Cette condamnation s’inscrit dans un parcours criminel déjà chargé. Le jeune homme, connu pour son évasion spectaculaire de Villepinte en mars dernier, apparaît dans de multiples affaires de séquestrations et au moins deux home-jackings visant des personnalités dans l’ouest parisien entre 2022 et 2025.
Une nuit d’horreur avenue Montaigne
Dans la nuit du 21 juillet 2023, sept hommes ont fait irruption dans l’appartement du couple situé avenue Montaigne, l’une des adresses les plus cotées de Paris. Le gardien de but et sa compagne Alessia Elefante ont été brutalement tirés de leur lit.
Les assaillants ont ligoté leurs victimes avant de frapper violemment Donnarumma à coups de gants coqués jusqu’au sang. « L’argent, les montres ! », ont rugi les agresseurs. Alessia Elefante, alors enceinte, a été étranglée avec un câble de chargeur de téléphone.
Un butin estimé à près d’un million d’euros
Les cambrioleurs sont repartis avec des espèces, des bijoux, des montres et des sacs de luxe. Le préjudice total s’élève à un peu moins d’un million d’euros selon la victime elle-même.
L’avenue Montaigne, quartier emblématique du luxe parisien, devient la cible d’une « délinquance de plus en plus juvénile », selon les observations formulées lors du procès.

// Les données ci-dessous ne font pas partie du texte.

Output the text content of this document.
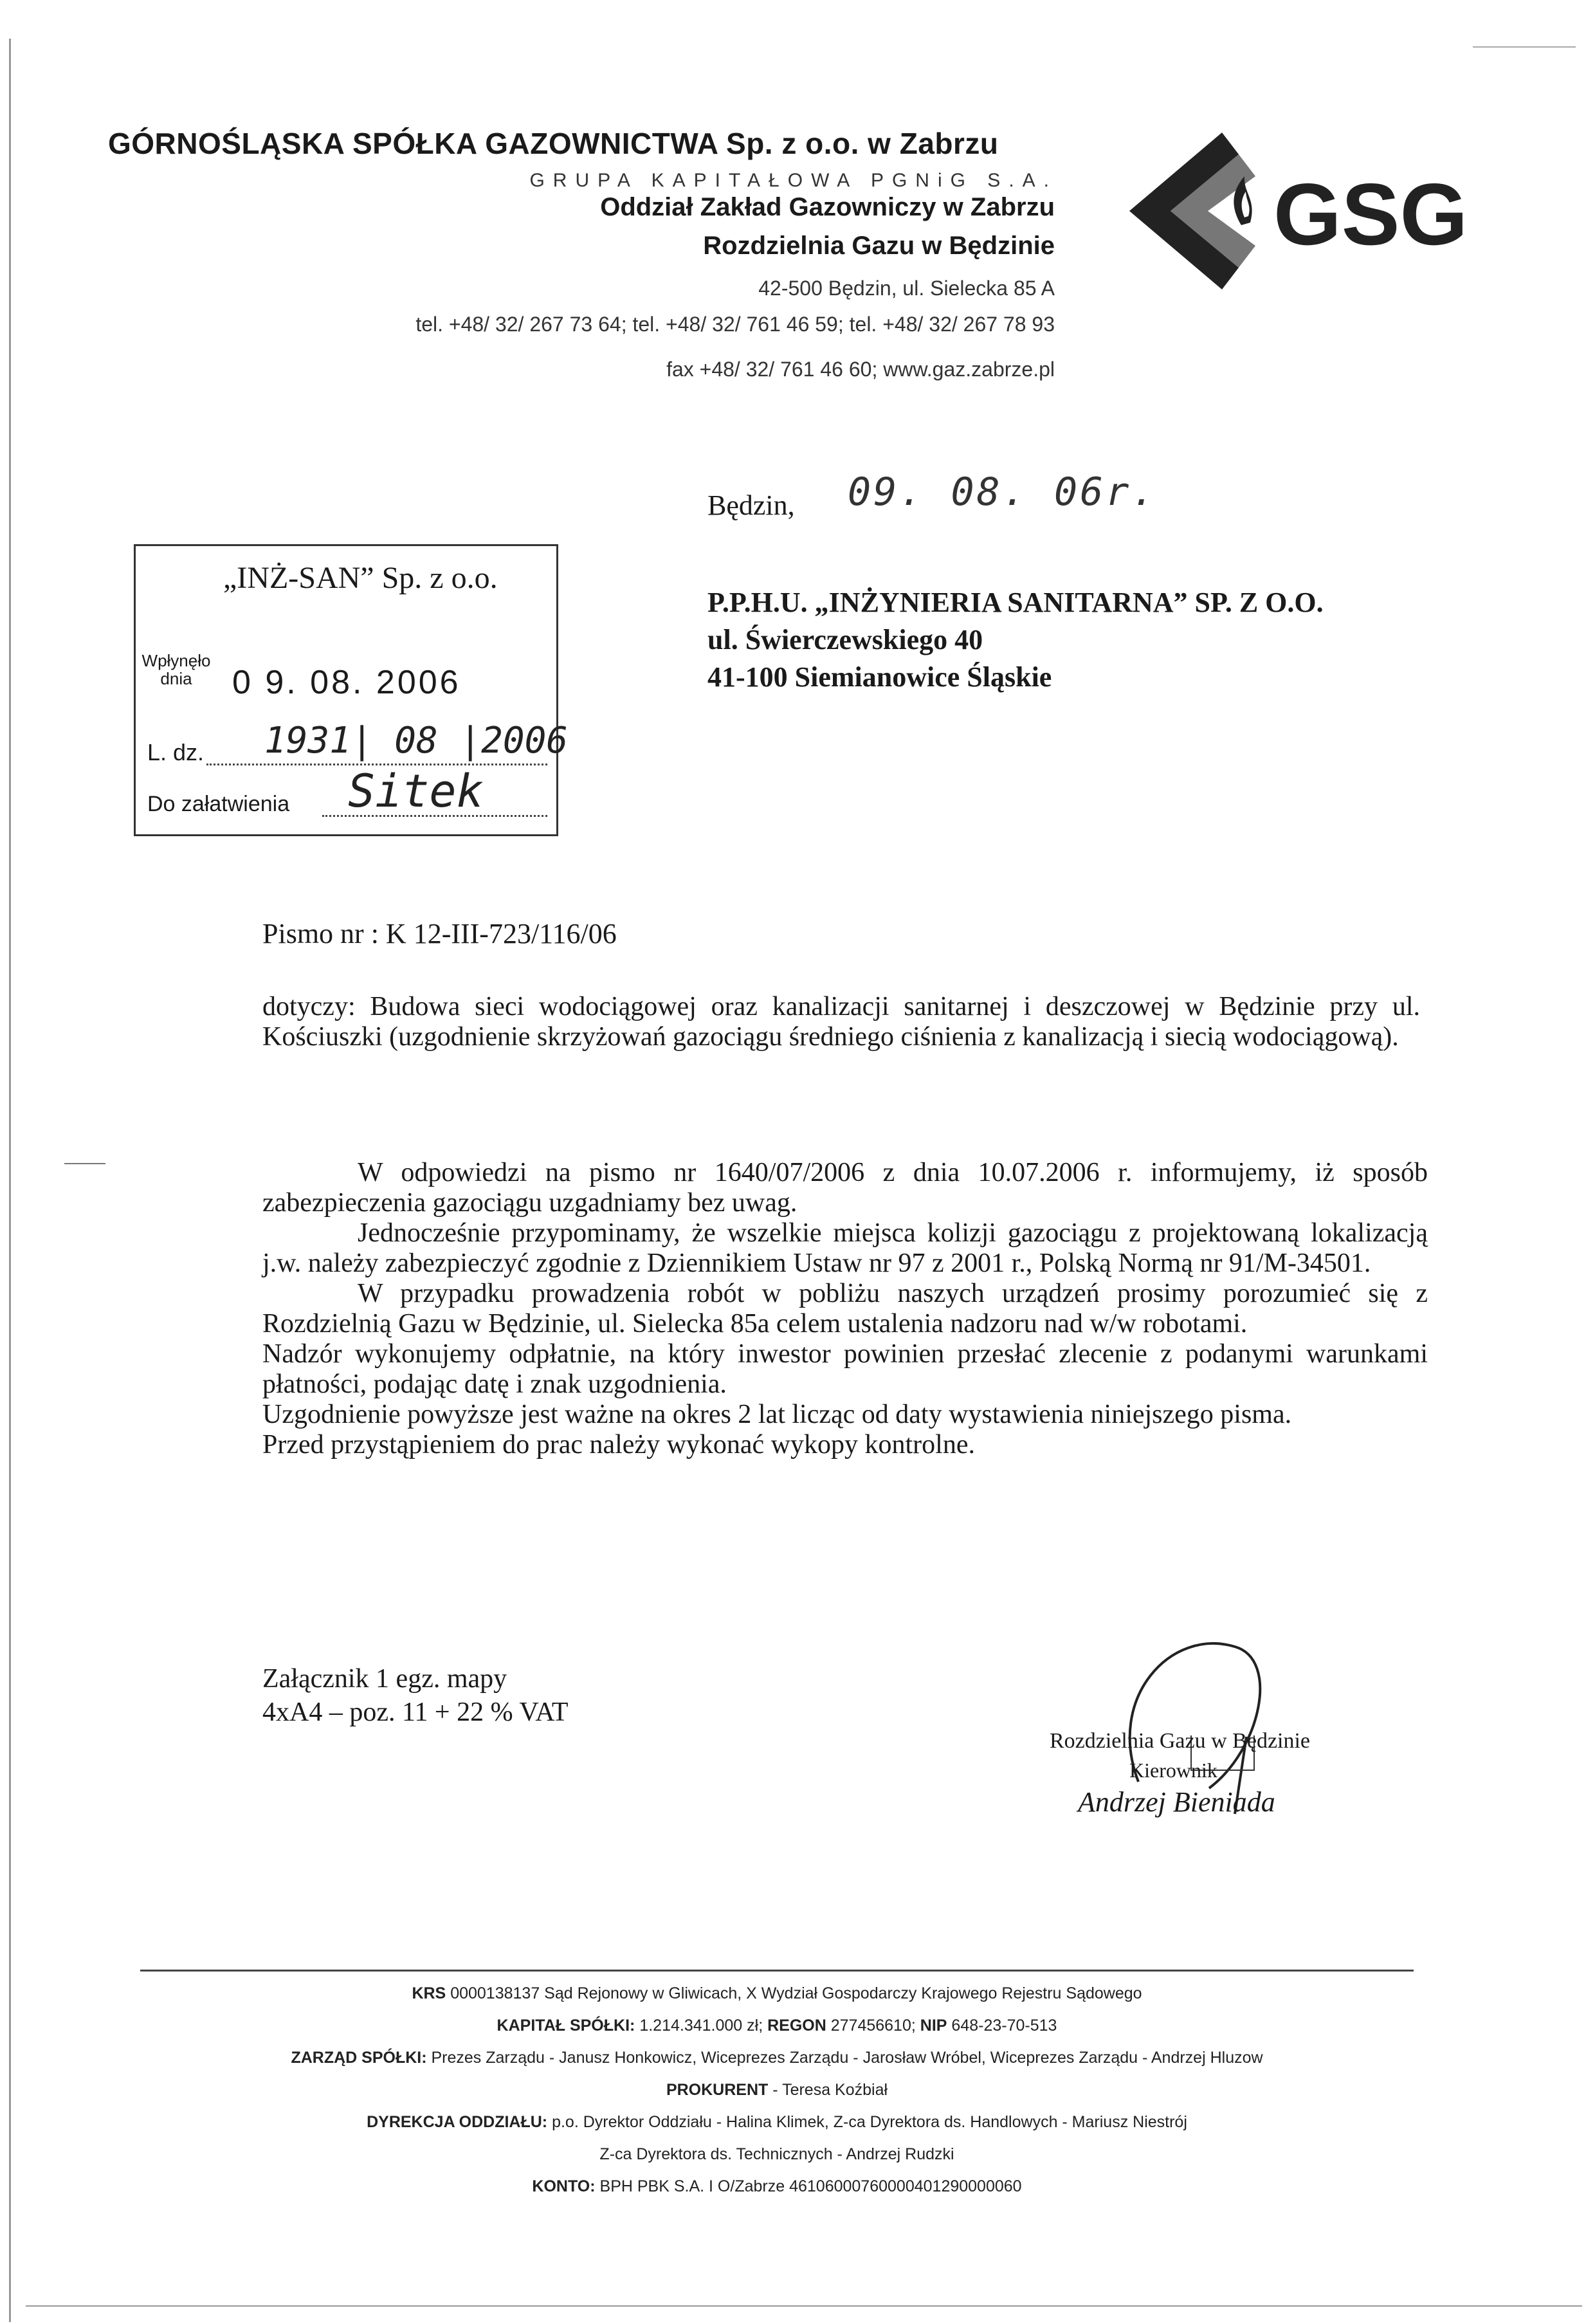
GÓRNOŚLĄSKA SPÓŁKA GAZOWNICTWA Sp. z o.o. w Zabrzu
GRUPA KAPITAŁOWA PGNiG S.A.
Oddział Zakład Gazowniczy w Zabrzu
Rozdzielnia Gazu w Będzinie
42-500 Będzin, ul. Sielecka 85 A
tel. +48/ 32/ 267 73 64; tel. +48/ 32/ 761 46 59; tel. +48/ 32/ 267 78 93
fax +48/ 32/ 761 46 60; www.gaz.zabrze.pl
GSG
Będzin, 09. 08. 06r.
„INŻ-SAN” Sp. z o.o.
Wpłynęło dnia	0 9. 08. 2006
L. dz. 1931| 08 |2006
Do załatwienia Sitek
P.P.H.U. „INŻYNIERIA SANITARNA” SP. Z O.O.
ul. Świerczewskiego 40
41-100 Siemianowice Śląskie
Pismo nr : K 12-III-723/116/06
dotyczy: Budowa sieci wodociągowej oraz kanalizacji sanitarnej i deszczowej w Będzinie przy ul. Kościuszki (uzgodnienie skrzyżowań gazociągu średniego ciśnienia z kanalizacją i siecią wodociągową).
W odpowiedzi na pismo nr 1640/07/2006 z dnia 10.07.2006 r. informujemy, iż sposób zabezpieczenia gazociągu uzgadniamy bez uwag.
Jednocześnie przypominamy, że wszelkie miejsca kolizji gazociągu z projektowaną lokalizacją j.w. należy zabezpieczyć zgodnie z Dziennikiem Ustaw nr 97 z 2001 r., Polską Normą nr 91/M-34501.
W przypadku prowadzenia robót w pobliżu naszych urządzeń prosimy porozumieć się z Rozdzielnią Gazu w Będzinie, ul. Sielecka 85a celem ustalenia nadzoru nad w/w robotami.
Nadzór wykonujemy odpłatnie, na który inwestor powinien przesłać zlecenie z podanymi warunkami płatności, podając datę i znak uzgodnienia.
Uzgodnienie powyższe jest ważne na okres 2 lat licząc od daty wystawienia niniejszego pisma.
Przed przystąpieniem do prac należy wykonać wykopy kontrolne.
Załącznik 1 egz. mapy
4xA4 – poz. 11 + 22 % VAT
Rozdzielnia Gazu w Będzinie
Kierownik
Andrzej Bieniada
KRS 0000138137 Sąd Rejonowy w Gliwicach, X Wydział Gospodarczy Krajowego Rejestru Sądowego
KAPITAŁ SPÓŁKI: 1.214.341.000 zł; REGON 277456610; NIP 648-23-70-513
ZARZĄD SPÓŁKI: Prezes Zarządu - Janusz Honkowicz, Wiceprezes Zarządu - Jarosław Wróbel, Wiceprezes Zarządu - Andrzej Hluzow
PROKURENT - Teresa Koźbiał
DYREKCJA ODDZIAŁU: p.o. Dyrektor Oddziału - Halina Klimek, Z-ca Dyrektora ds. Handlowych - Mariusz Niestrój
Z-ca Dyrektora ds. Technicznych - Andrzej Rudzki
KONTO: BPH PBK S.A. I O/Zabrze 46106000760000401290000060
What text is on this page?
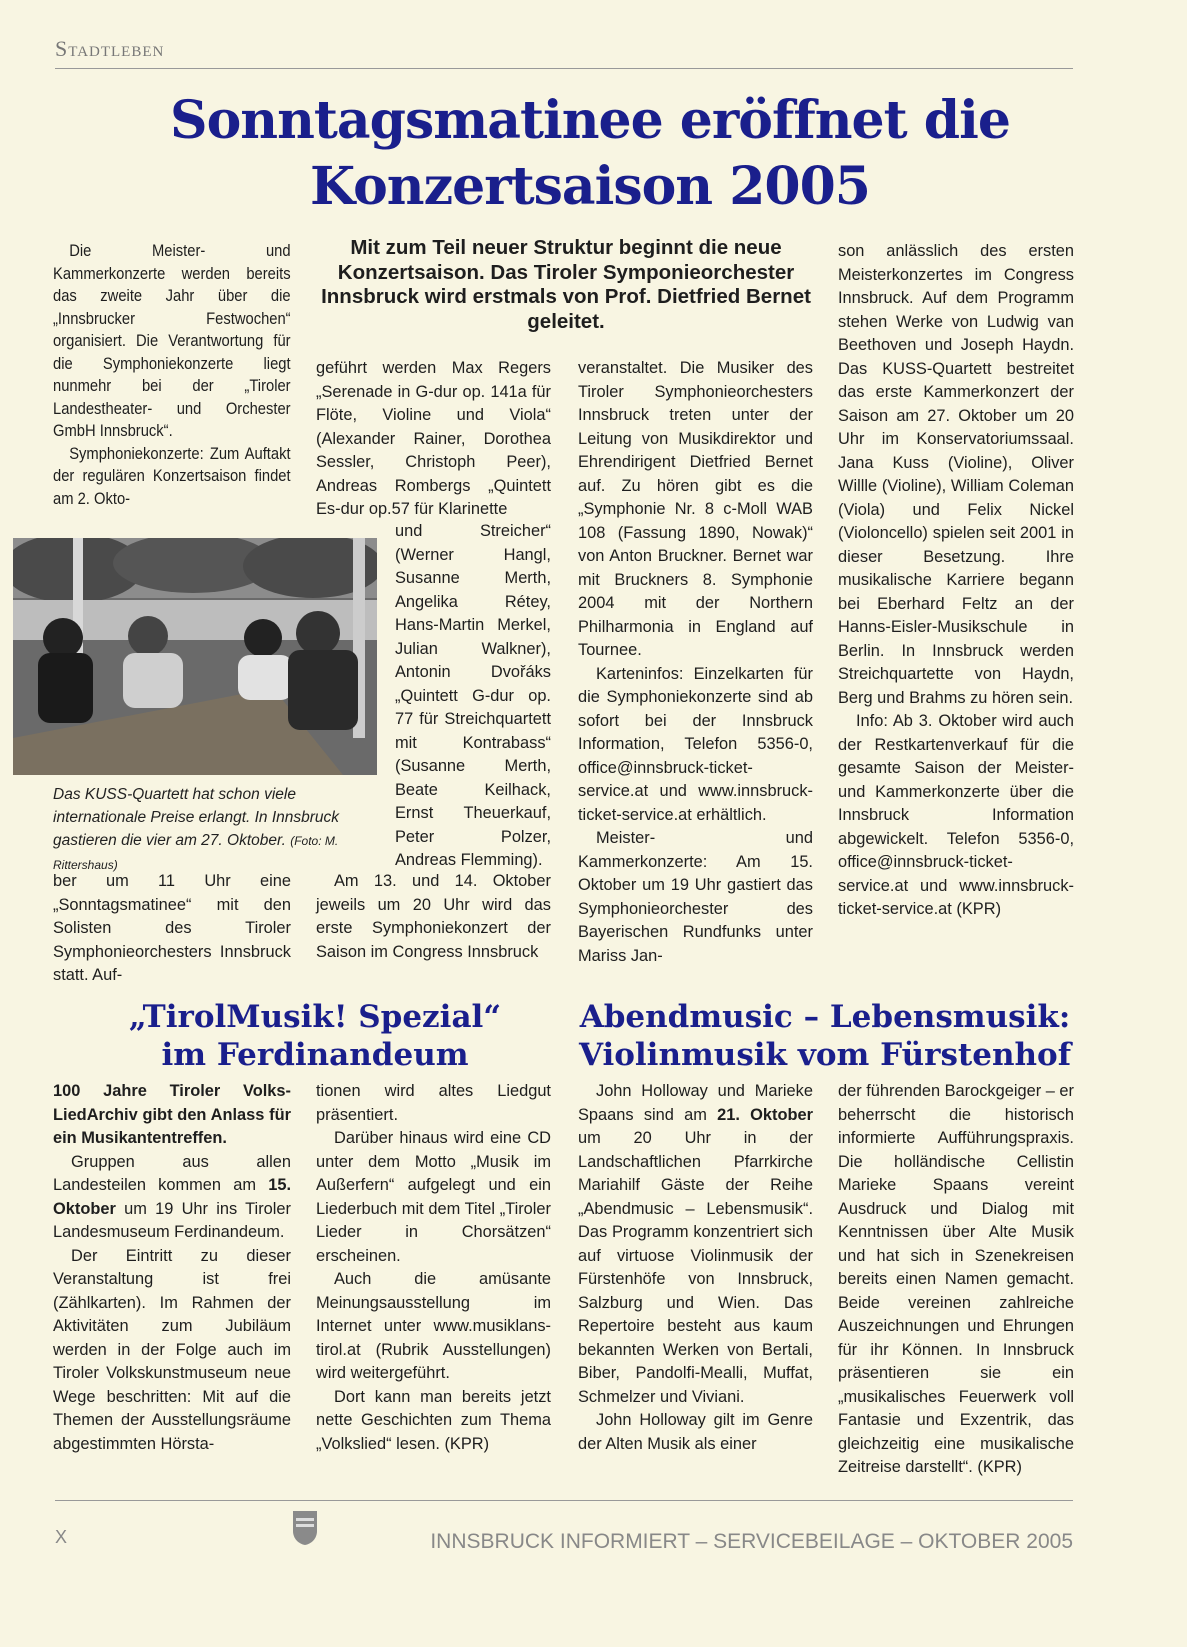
Stadtleben
Sonntagsmatinee eröffnet die
Konzertsaison 2005
Mit zum Teil neuer Struktur beginnt die neue Konzertsaison. Das Tiroler Symponieorchester Innsbruck wird erstmals von Prof. Dietfried Bernet geleitet.

Die Meister- und Kammerkonzerte werden bereits das zweite Jahr über die „Innsbrucker Festwochen“ organisiert. Die Verantwortung für die Symphoniekonzerte liegt nunmehr bei der „Tiroler Landestheater- und Orchester GmbH Innsbruck“.

Symphoniekonzerte: Zum Auftakt der regulären Konzertsaison findet am 2. Okto-

Das KUSS-Quartett hat schon viele internationale Preise erlangt. In Innsbruck gastieren die vier am 27. Oktober. (Foto: M. Rittershaus)

ber um 11 Uhr eine „Sonntagsmatinee“ mit den Solisten des Tiroler Symphonieorchesters Innsbruck statt. Auf-

geführt werden Max Regers „Serenade in G-dur op. 141a für Flöte, Violine und Viola“ (Alexander Rainer, Dorothea Sessler, Christoph Peer), Andreas Rombergs „Quintett Es-dur op.57 für Klarinette

und Streicher“ (Werner Hangl, Susanne Merth, Angelika Rétey, Hans-Martin Merkel, Julian Walkner), Antonin Dvořáks „Quintett G-dur op. 77 für Streichquartett mit Kontrabass“ (Susanne Merth, Beate Keilhack, Ernst Theuerkauf, Peter Polzer, Andreas Flemming).

Am 13. und 14. Oktober jeweils um 20 Uhr wird das erste Symphoniekonzert der Saison im Congress Innsbruck

veranstaltet. Die Musiker des Tiroler Symphonieorchesters Innsbruck treten unter der Leitung von Musikdirektor und Ehrendirigent Dietfried Bernet auf. Zu hören gibt es die „Symphonie Nr. 8 c-Moll WAB 108 (Fassung 1890, Nowak)“ von Anton Bruckner. Bernet war mit Bruckners 8. Symphonie 2004 mit der Northern Philharmonia in England auf Tournee.

Karteninfos: Einzelkarten für die Symphoniekonzerte sind ab sofort bei der Innsbruck Information, Telefon 5356-0, office@innsbruck-ticket-service.at und www.innsbruck-ticket-service.at erhältlich.

Meister- und Kammerkonzerte: Am 15. Oktober um 19 Uhr gastiert das Symphonieorchester des Bayerischen Rundfunks unter Mariss Jan-

son anlässlich des ersten Meisterkonzertes im Congress Innsbruck. Auf dem Programm stehen Werke von Ludwig van Beethoven und Joseph Haydn. Das KUSS-Quartett bestreitet das erste Kammerkonzert der Saison am 27. Oktober um 20 Uhr im Konservatoriumssaal. Jana Kuss (Violine), Oliver Willle (Violine), William Coleman (Viola) und Felix Nickel (Violoncello) spielen seit 2001 in dieser Besetzung. Ihre musikalische Karriere begann bei Eberhard Feltz an der Hanns-Eisler-Musikschule in Berlin. In Innsbruck werden Streichquartette von Haydn, Berg und Brahms zu hören sein.

Info: Ab 3. Oktober wird auch der Restkartenverkauf für die gesamte Saison der Meister- und Kammerkonzerte über die Innsbruck Information abgewickelt. Telefon 5356-0, office@innsbruck-ticket-service.at und www.innsbruck-ticket-service.at (KPR)

„TirolMusik! Spezial“
im Ferdinandeum

100 Jahre Tiroler Volks-LiedArchiv gibt den Anlass für ein Musikantentreffen.

Gruppen aus allen Landesteilen kommen am 15. Oktober um 19 Uhr ins Tiroler Landesmuseum Ferdinandeum.

Der Eintritt zu dieser Veranstaltung ist frei (Zählkarten). Im Rahmen der Aktivitäten zum Jubiläum werden in der Folge auch im Tiroler Volkskunstmuseum neue Wege beschritten: Mit auf die Themen der Ausstellungsräume abgestimmten Hörsta-

tionen wird altes Liedgut präsentiert.

Darüber hinaus wird eine CD unter dem Motto „Musik im Außerfern“ aufgelegt und ein Liederbuch mit dem Titel „Tiroler Lieder in Chorsätzen“ erscheinen.

Auch die amüsante Meinungsausstellung im Internet unter www.musiklans-tirol.at (Rubrik Ausstellungen) wird weitergeführt.

Dort kann man bereits jetzt nette Geschichten zum Thema „Volkslied“ lesen. (KPR)

Abendmusic – Lebensmusik:
Violinmusik vom Fürstenhof

John Holloway und Marieke Spaans sind am 21. Oktober um 20 Uhr in der Landschaftlichen Pfarrkirche Mariahilf Gäste der Reihe „Abendmusic – Lebensmusik“. Das Programm konzentriert sich auf virtuose Violinmusik der Fürstenhöfe von Innsbruck, Salzburg und Wien. Das Repertoire besteht aus kaum bekannten Werken von Bertali, Biber, Pandolfi-Mealli, Muffat, Schmelzer und Viviani.

John Holloway gilt im Genre der Alten Musik als einer

der führenden Barockgeiger – er beherrscht die historisch informierte Aufführungspraxis. Die holländische Cellistin Marieke Spaans vereint Ausdruck und Dialog mit Kenntnissen über Alte Musik und hat sich in Szenekreisen bereits einen Namen gemacht. Beide vereinen zahlreiche Auszeichnungen und Ehrungen für ihr Können. In Innsbruck präsentieren sie ein „musikalisches Feuerwerk voll Fantasie und Exzentrik, das gleichzeitig eine musikalische Zeitreise darstellt“. (KPR)

X	INNSBRUCK INFORMIERT – SERVICEBEILAGE – OKTOBER 2005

Des conséquences dramatiques qualifiées de morts collatérales
Au-delà du traumatisme immédiat, cette agression a provoqué deux drames humains que le dossier qualifie de « deux morts collatérales ». Alessia Elefante a fait une fausse couche peu après l’attaque, directement attribuée au choc subi durant l’agression.
Le 10 mai 2024, un homme présent lors du cambriolage s’est suicidé dans sa cellule à Fresnes. Ami d’enfance du seul prévenu physiquement présent cette nuit-là, il aurait été menacé pour avoir été considéré comme une « balance ».
Un parcours criminel débuté à l’adolescence
Ilyas Kherbouch se trouve derrière les barreaux depuis l’âge de 14 ans. Son enfance a été marquée par les violences répétées de son père. Lors de son interrogatoire, il a qualifié sa cavale de « bouffée d’oxygène ».
Selon les calculs du procureur, sa libération n’interviendrait qu’en avril 2043. Le magistrat lui a reconnu une capacité « d’élocution » et « d’intelligence » à mille lieues de son attitude lors de la première audience.
Une défense contestant toute implication
Le condamné a nié être à l’origine du braquage. Il affirme que les échanges et vidéos découverts sur ses téléphones en détention étaient également utilisés par d’autres détenus.
Son avocat, Me Alfred Reboul, déplore les conditions du procès : « Le climat qui a entouré ces deux jours – et l’emballement qui l’a accompagné – a rendu difficile tout examen serein d’un dossier qui, pourtant, appelait précision et mesure. »
Des peines contrastées pour les complices présumés
Khyan M., 22 ans, présenté par l’accusation comme le second commanditaire, a été relaxé. Le parquet avait pourtant requis neuf ans d’emprisonnement contre lui.
Son avocate, Me Céline Dadouat, s’est dite « satisfaite et soulagée », estimant que le tribunal « a pris le temps d’examiner les faits, les preuves et les incertitudes ».
Le guetteur condamné malgré sa séquestration
Moktar D., chargé de faire le guet, écope de cinq ans de prison, dont deux ans assortis d’un sursis probatoire. Il aurait été séquestré après l’opération pour avoir quitté les lieux prématurément.
Me Ugo Valls, son défenseur, s’est interrogé sur ses capacités à témoigner librement : « Comment le pourrait-il, enfermé aux côtés de ses bourreaux ? »
Un procès mouvementé au tribunal de Paris
L’audience de vendredi a connu deux atmosphères radicalement différentes. La première journée s’est révélée difficile et chaotique, avec Ilyas Kherbouch insultant les policiers après l’expulsion de ses frères.
La seconde journée s’est déroulée dans un climat plus apaisé, après des excuses présentées par le principal accusé. Cette évolution n’a toutefois pas empêché le tribunal de prononcer une peine lourde.